While the program would have had a less expansive eligibility base than the “failing”-schools expansion that would have been applied to next year’s students, using means testing as a choice program entryway is favored by many policymakers and school choice advocates over “failing”-schools models. Wealthy families zoned to “failing” schools are in a better position to exercise choice than poor families in non-“failing” districts. Students may also be eligible one year but not the next due to the list of “failing” schools changing over time.
And that change is just what happened in Ohio. The suspension of standardized testing (which contributes to state report cards of schools) due to the pandemic further complicated matters. As a result, Ohio opted to revert to the “old” list of 517 “failing” schools for Educational Choice Scholarship eligibility for the coming school year as part of a massive omnibus bill.

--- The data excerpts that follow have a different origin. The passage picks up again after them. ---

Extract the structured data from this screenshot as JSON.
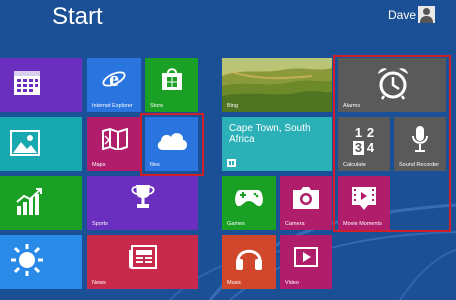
{
  "screen": {
    "title": "Start",
    "user": "Dave"
  },
  "tiles": {
    "calendar": {
      "label": ""
    },
    "internet_explorer": {
      "label": "Internet Explorer"
    },
    "store": {
      "label": "Store"
    },
    "photos": {
      "label": ""
    },
    "maps": {
      "label": "Maps"
    },
    "files": {
      "label": "files"
    },
    "finance": {
      "label": ""
    },
    "sports": {
      "label": "Sports"
    },
    "weather": {
      "label": ""
    },
    "news": {
      "label": "News"
    },
    "bing": {
      "label": "Bing"
    },
    "weather_live": {
      "label": "Cape Town, South Africa"
    },
    "games": {
      "label": "Games"
    },
    "camera": {
      "label": "Camera"
    },
    "music": {
      "label": "Music"
    },
    "video": {
      "label": "Video"
    },
    "alarms": {
      "label": "Alarms"
    },
    "calculator": {
      "label": "Calculate",
      "digits": [
        "1",
        "2",
        "3",
        "4"
      ]
    },
    "sound_recorder": {
      "label": "Sound Recorder"
    },
    "movie_moments": {
      "label": "Movie Moments"
    }
  },
  "colors": {
    "background": "#1b4f96",
    "purple": "#6a2fbf",
    "blue": "#2a74e0",
    "green": "#1aa024",
    "teal": "#17a8b0",
    "magenta": "#b01d6a",
    "crimson": "#c72a4a",
    "red": "#d0472c",
    "grey": "#5a5a5a",
    "highlight": "#d0202a"
  }
}
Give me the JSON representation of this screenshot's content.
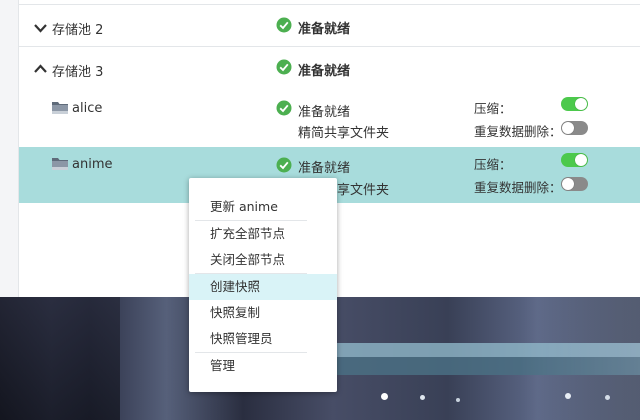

However, Ohioans are still missing the type of program they would favor the most: Education Savings Accounts (ESAs). Although nearly half of Ohio voters (46%) said they had never heard of ESAs, more than four out of five voters (82%) said they favor ESAs after being provided with a definition.
And Ohioans seem to prefer programs with universal eligibility rather than limiting eligibility to specific populations.
Lawmakers, caught this year in the midst of a pandemic, chose to continue with the current program instead of expanding opportunity to more Ohio families, either via a “failing” schools model or means-testing.
It remains to be seen what they will do when they are next able to consider K-12 funding, but our polling clearly shows an appetite for more choice among families, and we will continue to provide this kind of information to those in the position to make change.